The public has no information on how nearly half a million euros allocated from the budget to finance the regular work of women’s organisations within political parties was spent.
Even though the parties were duly paid funds in 2020 for financing of the regular work of women’s organisations, almost no party submitted a report on the manner in which these funds were spent, although they are obliged to do so by the Law on Financing Political Entities.
The Law on Financing prescribes the condition that funds for the regular work of women’s organisations be used only in line with the statute of those organisations. However, most parties either do not have a special statute of their women’s organisation, or it is not publicly available
Although the parties did not fulfil their legal obligation to report on how money for the work of women’s organisations was spent, the Ministry of Finance did not discontinue the payments to parties that did not act in accordance with the law.
The Ministry of Finance did not regularly report on its website on payments from the budget for financing women’s organisations within political entities, although it is required by law to publish information on such expenditures until the fifth of the month for the previous month.

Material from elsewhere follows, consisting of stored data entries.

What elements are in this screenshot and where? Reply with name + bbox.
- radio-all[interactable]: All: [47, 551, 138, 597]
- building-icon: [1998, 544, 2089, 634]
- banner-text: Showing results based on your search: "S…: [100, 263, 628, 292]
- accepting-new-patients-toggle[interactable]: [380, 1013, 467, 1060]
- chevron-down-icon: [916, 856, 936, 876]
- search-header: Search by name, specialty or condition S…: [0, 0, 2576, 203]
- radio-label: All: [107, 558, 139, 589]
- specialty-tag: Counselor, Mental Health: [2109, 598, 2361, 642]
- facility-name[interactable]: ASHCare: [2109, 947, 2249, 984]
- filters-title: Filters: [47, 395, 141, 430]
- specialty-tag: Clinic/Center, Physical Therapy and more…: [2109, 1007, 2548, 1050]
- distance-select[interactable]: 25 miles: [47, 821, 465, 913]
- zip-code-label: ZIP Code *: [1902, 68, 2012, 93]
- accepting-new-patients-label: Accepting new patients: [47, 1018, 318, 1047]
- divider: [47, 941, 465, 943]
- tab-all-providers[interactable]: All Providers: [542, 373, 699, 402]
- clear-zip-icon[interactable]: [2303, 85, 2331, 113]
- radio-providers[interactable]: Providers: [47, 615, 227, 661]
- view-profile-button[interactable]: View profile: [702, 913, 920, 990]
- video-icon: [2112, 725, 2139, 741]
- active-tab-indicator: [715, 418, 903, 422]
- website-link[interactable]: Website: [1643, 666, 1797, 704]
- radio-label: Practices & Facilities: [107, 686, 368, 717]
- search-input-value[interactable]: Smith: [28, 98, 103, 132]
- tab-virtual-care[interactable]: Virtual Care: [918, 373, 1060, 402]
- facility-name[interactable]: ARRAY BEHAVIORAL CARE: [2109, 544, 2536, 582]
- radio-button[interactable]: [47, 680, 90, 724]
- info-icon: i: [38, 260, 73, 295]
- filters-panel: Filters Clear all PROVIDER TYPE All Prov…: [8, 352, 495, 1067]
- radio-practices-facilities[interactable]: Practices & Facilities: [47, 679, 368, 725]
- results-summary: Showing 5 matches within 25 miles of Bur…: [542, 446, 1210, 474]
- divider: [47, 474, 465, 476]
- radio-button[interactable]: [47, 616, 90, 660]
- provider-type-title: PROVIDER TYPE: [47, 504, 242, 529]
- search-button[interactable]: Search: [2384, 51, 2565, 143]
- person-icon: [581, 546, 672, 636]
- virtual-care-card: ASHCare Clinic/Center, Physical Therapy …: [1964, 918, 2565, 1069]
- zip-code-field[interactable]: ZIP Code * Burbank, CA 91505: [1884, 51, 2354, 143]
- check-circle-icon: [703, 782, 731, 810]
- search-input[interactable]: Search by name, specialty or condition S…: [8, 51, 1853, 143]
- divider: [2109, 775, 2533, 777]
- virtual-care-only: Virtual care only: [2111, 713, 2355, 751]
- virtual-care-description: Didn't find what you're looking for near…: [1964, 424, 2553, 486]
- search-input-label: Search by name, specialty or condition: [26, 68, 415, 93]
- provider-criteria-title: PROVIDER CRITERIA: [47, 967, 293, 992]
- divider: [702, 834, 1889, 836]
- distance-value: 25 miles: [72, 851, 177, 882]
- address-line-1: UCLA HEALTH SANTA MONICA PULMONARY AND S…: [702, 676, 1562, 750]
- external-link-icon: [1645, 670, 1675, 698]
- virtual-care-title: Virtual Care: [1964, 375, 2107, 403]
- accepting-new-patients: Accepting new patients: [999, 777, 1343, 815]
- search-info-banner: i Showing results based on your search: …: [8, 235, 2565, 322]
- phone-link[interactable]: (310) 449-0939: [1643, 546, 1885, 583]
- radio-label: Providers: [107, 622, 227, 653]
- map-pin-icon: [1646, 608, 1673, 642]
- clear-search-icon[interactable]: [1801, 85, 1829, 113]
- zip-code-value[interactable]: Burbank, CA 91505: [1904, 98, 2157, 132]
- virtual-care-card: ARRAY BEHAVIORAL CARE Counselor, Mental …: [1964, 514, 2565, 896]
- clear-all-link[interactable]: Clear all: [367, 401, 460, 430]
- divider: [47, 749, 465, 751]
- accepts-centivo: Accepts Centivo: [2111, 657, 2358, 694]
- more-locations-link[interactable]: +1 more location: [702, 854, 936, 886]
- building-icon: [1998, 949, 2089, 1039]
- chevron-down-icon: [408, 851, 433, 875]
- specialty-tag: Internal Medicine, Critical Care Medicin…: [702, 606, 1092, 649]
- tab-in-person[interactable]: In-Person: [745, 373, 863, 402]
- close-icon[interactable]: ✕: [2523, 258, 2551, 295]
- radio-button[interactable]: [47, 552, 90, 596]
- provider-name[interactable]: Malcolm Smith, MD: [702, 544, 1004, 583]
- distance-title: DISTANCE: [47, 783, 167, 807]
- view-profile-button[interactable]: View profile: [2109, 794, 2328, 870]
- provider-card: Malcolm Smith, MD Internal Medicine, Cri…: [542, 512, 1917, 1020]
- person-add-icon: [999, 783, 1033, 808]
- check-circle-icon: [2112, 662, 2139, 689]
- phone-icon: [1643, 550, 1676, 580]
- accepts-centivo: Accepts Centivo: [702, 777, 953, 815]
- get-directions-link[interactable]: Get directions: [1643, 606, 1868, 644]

The Ministry of Finance also did not update the form prescribing the type of
financial statement so as to include the obligation to report on the spending of money for regular work of women’s political organisations, prescribed by the new Law on Financing Political Entities and Election Campaigns. Instead, political parties still submit their annual financial statements in accordance with the old, invalid law on financing, on the form from 2012.
The provisions of the law governing the financing of the regular work of political entities stipulate that the funds shall be distributed among the parties which participated in the elections as a coalition according to the coalition agreement, which leaves room for part of the funds to be distributed in proportion to the number of elected representatives of the less represented gender (20% of the total amount allocated for the regular work of political entities) to be also given to parties that do not have any women among their MPs.
The law does not provide a way to sanction a political entity that did not win a single seat in the last election and which received money for the work of women’s organisations in the election year, the spending of which it did not report in its annual financial statement.
The law does not stipulate the obligation of parties to report specifically on the manner in which they spent 20% of the funds awarded from the budget in proportion to the number of elected MPs to ensure political empowerment of women as the main goal pursued by this provision.
Provisions of the law that financially stimulate political parties to work towards the political empowerment of women have so far not contributed to the increase in the number of women in the Parliament. On the contrary, after the last parliamentary elections, the number of women elected to the Parliament was lower than after the previous elections, which indicates the need to further improve the legal framework in this regard.